Vendor lock-in is a big problem in this field, with companies unable to change the platform even when a better alternative comes up. The Cloud Native Computing Foundation (CNCF) is trying to change this trend. Cloud native computing uses readily available resources (whether cloud or on-premise) and abstracts them away. And it does this while sticking to the core principles of cloud computing: high availability, scalability, and flexibility.
This series of articles presents the most important tools from the CNCF landscape. Our last piece discussed the cloud native proxy, Envoy, and this installment focuses on Jaeger, a distributed tracing solution.
What Is Jaeger?
Tracing is not a new problem, so why does it need a new solution? To put it simply, cloud native applications are much more complex than the monoliths of yesteryear. Your microservices scale automatically, routing requests between each other. You never know where a given transaction ends up and how it will be processed.
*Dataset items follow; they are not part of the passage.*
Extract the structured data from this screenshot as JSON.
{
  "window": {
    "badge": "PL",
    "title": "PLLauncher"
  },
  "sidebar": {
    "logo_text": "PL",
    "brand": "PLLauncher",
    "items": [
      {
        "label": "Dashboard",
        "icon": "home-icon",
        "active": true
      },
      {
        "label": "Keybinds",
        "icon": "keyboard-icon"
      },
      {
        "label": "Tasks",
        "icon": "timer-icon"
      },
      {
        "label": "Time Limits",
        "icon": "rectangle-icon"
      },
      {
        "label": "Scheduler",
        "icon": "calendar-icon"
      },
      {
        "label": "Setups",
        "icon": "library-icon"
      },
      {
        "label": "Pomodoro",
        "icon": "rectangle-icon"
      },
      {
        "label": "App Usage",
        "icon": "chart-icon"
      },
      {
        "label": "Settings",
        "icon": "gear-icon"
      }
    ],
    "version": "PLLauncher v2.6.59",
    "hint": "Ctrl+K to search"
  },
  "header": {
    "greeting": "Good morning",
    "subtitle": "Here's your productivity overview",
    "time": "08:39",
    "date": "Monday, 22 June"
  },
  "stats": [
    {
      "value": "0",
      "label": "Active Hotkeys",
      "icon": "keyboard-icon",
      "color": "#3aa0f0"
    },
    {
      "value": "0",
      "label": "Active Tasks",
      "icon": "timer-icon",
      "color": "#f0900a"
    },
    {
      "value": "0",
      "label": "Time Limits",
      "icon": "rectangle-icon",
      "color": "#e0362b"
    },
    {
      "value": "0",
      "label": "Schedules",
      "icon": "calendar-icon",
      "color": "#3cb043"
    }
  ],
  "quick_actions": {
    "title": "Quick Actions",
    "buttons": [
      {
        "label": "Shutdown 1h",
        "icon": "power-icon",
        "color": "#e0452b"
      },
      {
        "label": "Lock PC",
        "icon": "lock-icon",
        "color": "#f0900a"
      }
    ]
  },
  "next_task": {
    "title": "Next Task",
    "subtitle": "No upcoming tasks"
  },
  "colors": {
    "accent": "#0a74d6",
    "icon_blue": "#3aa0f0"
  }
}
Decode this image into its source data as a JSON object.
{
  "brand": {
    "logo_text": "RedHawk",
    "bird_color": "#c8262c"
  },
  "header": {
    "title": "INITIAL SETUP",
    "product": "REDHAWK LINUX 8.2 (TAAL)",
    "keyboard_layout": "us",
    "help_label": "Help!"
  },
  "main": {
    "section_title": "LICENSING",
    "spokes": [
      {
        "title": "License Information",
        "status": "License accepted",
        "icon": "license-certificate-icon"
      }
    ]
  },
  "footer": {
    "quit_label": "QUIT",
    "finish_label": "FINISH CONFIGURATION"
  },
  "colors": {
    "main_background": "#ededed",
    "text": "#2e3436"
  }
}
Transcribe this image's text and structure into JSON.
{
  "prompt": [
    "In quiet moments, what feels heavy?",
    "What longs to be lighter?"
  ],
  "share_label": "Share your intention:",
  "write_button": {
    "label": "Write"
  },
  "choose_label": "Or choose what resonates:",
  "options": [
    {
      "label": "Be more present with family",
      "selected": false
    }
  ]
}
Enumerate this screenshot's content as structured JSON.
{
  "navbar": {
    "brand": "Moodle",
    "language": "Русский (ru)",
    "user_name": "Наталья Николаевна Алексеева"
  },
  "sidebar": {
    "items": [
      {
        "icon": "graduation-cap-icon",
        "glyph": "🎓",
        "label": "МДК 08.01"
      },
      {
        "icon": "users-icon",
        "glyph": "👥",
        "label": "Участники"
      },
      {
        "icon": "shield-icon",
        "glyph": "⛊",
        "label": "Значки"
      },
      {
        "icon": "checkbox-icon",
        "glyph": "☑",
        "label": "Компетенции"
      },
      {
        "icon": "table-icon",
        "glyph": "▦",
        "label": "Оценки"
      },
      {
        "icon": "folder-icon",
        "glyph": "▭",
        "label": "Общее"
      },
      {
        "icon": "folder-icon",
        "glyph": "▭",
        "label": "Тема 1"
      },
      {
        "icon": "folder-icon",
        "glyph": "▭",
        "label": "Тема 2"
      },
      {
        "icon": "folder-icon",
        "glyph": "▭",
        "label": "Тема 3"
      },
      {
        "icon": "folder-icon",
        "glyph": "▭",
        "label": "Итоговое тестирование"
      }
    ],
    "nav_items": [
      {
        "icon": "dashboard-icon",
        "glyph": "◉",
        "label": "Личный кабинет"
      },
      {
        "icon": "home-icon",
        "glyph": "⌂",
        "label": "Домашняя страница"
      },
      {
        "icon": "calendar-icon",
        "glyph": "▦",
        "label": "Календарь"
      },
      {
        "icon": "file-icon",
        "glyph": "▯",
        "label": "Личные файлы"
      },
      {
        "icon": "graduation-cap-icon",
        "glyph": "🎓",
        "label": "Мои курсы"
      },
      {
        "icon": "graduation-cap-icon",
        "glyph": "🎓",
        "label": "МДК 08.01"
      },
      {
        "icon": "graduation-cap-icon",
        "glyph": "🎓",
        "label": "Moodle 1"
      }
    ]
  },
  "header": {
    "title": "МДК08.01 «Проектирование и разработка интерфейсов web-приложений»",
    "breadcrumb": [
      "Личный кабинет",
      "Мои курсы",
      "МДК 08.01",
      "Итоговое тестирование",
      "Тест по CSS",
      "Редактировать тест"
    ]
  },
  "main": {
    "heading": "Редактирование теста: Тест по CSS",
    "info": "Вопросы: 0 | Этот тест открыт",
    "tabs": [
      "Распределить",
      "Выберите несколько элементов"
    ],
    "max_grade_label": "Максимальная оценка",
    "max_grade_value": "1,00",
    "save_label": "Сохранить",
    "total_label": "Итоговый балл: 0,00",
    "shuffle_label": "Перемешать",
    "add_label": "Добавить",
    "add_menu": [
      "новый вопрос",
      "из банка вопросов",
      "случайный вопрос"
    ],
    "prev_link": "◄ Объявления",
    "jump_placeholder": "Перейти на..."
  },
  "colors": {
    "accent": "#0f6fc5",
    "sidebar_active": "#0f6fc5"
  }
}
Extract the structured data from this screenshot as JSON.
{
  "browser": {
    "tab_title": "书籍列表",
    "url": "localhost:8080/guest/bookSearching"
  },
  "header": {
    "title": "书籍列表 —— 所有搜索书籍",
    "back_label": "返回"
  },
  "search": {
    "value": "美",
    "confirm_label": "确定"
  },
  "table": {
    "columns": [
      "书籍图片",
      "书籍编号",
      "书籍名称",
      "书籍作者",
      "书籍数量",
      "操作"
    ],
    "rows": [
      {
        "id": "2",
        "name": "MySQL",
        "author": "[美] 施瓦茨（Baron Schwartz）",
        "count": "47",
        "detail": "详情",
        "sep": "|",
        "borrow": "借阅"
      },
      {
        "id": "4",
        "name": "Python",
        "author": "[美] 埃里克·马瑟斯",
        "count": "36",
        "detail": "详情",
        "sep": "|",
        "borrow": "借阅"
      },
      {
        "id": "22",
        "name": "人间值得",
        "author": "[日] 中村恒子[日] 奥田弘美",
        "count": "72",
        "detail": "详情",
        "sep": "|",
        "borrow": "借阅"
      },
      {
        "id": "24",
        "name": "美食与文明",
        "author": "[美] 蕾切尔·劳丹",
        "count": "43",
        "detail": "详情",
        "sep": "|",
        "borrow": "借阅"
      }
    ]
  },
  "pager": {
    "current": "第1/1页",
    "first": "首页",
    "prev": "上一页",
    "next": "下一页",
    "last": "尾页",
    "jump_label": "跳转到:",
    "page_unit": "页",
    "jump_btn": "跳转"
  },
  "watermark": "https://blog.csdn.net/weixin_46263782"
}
Yet, you want to know what’s happening in your system. You want observability in this dynamic environment. You want to locate the performance bottlenecks, minimize the latency, and provide the best level of service that you can afford.
That’s where Jaeger comes in. Jaeger’s built from the ground up with cloud native solutions in mind. It aims to address the problems of monitoring distributed transactions and propagating the distributed context. Besides performance or latency optimization, it allows you to perform a root cause analysis or analyze the inter-service dependencies.
As it’s compatible with the OpenTracing API (an open standard for tracing and instrumentation), Jaeger has access to many client libraries, and there are numerous examples and tutorials on how to use it for tracing. It can be run as a single binary using its own backend, or it can use an external backend such as Elasticsearch, Cassandra, or Kafka. Jaeger also comes with a UI for displaying call graphs.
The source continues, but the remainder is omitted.